If the Ohio State Buckeyes needed another proof point for WRU in the NFL era, Jaxon Smith-Njigba just handed them one.
In early February, he didn’t merely become another former Buckeye receiver thriving on Sundays. He became the headline, the league’s Offensive Player of the Year. Smith-Njigba posted a dominant regular season where he led the NFL in receiving yards (1,793) and posted 119 catches and 10 touchdowns.
Add in the Seattle Seahawks finishing the job with a Super Bowl win over the Patriots,
and the conversation shifts from Ohio State develops elite WRs to Ohio State produces the league’s best.
The NFL resume is getting louder, not quieter
The bigger point isn’t just one star season. It’s the accumulation, and how many different types of NFL receivers Ohio State keeps churning out.
This past year alone, Chris Olave put up a true WR1 stat line (100 catches, 1,163 yards, 9 TD), while Emeka Egbuka delivered immediate high level production (63 catches, 938 yards, 6 TD) that matches the “plug-and-play” reputation Ohio State wideouts now carry into the league.
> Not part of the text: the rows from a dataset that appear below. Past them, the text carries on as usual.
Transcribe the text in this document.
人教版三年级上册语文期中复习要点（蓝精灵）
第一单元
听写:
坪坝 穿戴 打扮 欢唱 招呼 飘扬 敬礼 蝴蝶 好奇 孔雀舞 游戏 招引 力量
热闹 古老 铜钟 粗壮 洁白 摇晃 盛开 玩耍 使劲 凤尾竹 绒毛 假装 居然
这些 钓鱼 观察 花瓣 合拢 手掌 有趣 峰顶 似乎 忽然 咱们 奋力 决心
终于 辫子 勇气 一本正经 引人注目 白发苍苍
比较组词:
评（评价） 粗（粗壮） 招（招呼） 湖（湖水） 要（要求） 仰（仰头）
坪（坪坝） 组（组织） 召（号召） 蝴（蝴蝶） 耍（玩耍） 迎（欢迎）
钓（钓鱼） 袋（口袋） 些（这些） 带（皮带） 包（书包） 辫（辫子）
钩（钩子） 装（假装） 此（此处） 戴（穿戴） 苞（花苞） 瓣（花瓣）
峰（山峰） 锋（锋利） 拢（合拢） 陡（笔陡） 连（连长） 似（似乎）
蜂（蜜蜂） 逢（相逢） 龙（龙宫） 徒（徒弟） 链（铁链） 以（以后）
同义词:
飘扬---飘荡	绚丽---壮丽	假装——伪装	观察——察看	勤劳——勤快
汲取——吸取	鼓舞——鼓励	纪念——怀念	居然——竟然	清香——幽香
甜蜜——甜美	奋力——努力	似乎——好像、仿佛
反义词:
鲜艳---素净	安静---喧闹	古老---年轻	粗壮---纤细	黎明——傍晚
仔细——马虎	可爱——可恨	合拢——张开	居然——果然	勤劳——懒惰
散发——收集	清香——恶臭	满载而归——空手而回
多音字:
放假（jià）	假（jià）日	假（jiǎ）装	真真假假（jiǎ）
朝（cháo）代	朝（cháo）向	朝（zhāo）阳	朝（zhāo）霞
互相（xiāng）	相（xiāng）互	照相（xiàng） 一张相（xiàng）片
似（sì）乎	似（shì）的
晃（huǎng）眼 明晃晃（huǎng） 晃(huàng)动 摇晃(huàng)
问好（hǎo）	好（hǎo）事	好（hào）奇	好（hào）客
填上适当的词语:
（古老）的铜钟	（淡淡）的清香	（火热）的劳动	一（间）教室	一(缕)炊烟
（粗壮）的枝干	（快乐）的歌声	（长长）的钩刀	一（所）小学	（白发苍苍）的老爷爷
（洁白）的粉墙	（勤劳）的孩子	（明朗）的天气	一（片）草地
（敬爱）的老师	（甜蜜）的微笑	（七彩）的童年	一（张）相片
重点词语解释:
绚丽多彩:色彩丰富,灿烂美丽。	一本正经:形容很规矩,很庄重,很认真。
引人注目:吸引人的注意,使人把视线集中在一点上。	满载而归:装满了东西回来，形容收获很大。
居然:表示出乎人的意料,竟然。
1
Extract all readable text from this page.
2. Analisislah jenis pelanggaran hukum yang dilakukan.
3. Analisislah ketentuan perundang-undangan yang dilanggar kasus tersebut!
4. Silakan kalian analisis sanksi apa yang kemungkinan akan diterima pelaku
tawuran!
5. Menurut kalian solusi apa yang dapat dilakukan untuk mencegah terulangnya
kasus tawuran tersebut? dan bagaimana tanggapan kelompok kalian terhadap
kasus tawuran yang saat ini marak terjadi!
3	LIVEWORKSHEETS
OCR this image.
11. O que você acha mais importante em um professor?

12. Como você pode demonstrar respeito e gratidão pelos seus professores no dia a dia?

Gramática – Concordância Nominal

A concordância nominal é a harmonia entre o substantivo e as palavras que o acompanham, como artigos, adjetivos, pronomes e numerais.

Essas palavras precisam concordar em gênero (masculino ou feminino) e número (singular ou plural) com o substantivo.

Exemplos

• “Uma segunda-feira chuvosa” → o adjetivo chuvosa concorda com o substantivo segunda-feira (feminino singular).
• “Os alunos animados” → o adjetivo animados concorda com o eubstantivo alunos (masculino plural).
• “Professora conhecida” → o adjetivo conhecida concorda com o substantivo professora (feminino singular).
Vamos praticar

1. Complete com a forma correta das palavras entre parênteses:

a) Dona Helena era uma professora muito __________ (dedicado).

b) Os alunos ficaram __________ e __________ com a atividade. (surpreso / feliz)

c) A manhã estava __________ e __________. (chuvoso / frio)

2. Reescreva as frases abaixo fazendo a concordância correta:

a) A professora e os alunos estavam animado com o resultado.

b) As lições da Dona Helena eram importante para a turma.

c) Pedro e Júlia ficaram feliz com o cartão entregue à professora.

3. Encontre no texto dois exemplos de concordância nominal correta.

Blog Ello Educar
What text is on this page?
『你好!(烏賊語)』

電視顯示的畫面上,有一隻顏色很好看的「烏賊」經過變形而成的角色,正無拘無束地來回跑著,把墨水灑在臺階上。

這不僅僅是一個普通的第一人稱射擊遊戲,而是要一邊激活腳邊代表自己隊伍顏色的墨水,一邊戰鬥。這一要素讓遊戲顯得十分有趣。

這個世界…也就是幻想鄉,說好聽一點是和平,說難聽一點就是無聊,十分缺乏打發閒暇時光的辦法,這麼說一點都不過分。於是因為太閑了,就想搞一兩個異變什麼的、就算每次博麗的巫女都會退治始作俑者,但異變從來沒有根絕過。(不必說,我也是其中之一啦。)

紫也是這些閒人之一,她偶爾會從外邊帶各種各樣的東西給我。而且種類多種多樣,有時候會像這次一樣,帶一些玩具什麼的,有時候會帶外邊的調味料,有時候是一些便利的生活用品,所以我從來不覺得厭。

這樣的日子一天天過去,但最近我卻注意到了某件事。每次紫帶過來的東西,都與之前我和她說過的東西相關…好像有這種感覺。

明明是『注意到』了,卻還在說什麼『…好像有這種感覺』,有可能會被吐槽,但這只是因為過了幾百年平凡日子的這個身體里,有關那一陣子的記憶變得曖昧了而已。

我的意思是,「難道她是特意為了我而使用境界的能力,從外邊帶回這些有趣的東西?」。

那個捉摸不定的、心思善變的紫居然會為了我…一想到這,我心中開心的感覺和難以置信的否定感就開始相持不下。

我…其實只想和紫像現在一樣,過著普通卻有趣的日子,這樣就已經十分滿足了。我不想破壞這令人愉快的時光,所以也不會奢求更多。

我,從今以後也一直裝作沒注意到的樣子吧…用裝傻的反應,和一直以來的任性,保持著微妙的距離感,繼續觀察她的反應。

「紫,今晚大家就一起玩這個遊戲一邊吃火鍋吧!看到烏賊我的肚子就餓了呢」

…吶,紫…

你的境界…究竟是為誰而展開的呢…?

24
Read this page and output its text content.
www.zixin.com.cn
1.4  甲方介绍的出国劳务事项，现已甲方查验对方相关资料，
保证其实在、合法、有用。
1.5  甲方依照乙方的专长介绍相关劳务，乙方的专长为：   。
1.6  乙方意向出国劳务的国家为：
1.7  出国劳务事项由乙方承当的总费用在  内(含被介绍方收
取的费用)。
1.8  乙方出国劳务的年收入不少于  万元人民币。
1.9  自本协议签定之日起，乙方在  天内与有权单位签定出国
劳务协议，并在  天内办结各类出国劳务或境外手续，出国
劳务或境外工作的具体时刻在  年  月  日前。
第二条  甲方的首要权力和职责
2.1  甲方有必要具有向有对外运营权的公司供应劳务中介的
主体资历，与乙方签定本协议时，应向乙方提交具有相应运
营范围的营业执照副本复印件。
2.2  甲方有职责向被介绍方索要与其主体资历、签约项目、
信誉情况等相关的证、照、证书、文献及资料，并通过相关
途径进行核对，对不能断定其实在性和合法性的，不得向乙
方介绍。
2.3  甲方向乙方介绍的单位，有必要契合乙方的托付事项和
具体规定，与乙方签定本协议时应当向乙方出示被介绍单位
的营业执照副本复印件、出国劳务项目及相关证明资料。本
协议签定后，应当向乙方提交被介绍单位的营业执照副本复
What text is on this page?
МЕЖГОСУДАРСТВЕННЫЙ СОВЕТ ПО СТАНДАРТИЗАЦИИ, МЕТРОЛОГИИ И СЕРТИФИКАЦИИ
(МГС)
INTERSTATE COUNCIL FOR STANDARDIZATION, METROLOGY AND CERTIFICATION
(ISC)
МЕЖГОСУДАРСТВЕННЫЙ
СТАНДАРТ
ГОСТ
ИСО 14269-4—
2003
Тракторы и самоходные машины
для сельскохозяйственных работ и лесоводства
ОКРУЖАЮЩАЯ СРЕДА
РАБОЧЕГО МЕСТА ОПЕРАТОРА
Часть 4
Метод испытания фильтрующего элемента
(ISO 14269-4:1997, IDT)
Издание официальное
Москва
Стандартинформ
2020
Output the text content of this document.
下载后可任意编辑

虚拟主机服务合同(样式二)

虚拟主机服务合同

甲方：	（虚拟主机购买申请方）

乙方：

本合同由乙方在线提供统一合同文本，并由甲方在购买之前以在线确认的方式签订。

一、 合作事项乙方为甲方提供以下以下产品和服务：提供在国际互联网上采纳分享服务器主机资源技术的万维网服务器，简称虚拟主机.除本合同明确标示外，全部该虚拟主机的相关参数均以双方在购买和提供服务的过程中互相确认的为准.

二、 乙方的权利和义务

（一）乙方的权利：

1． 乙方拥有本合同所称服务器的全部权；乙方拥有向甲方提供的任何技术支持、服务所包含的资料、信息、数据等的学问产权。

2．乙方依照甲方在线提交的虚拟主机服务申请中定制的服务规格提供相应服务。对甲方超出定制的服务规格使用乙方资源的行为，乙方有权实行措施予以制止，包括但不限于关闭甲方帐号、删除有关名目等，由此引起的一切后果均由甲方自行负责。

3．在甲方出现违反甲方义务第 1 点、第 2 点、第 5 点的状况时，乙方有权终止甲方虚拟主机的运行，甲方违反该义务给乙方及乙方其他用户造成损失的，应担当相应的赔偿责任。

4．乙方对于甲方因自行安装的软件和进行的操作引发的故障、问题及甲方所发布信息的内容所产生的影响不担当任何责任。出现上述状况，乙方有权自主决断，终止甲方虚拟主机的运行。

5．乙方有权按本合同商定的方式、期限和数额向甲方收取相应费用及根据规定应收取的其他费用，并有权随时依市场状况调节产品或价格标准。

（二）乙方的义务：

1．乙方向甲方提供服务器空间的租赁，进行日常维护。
Even the guys who didn’t have a clean runway still matter to the thesis. Garrett Wilson, in a season disrupted enough by injury to keep his totals down, still produced efficiently when available (36 catches, 395 yards, 4 TD in seven games). Marvin Harrison Jr. flashed impact in limited availability (41 catches, 608 yards, 4 TD in 12 games), the kind of baseline that tends to explode once health and rhythm stabilize.
Put those next to Smith-Njigba’s OPOY season, and WRU stops being a slogan. It becomes the simplest explanation for why so many NFL receiver rooms either already have or are looking for a Buckeye “answer” on the depth chart.
The next wave of WRU
The other reason JSN’s moment hits harder is the timing. Ohio State’s current pipeline is still stacked with future Sunday players.
With Carnell Tate already looking like a top ten pick this summer and Jeremiah Smith building a trajectory that looks generational, the program isn’t selling nostalgia, it’s selling inevitability. Add Chris Henry Jr. as the next blue-chip name stepping into the system, and the NFL’s current Buckeye production starts to look less like a peak and more like the new normal.
That’s the real WRU case. It’s not about producing a single superstar, it’s about sustaining excellence. Even as one former Buckeye reaches the very top of the NFL, others are thriving across the league, and the next generation in Columbus is already positioning itself to follow.
It’s not a moment — it’s a pipeline.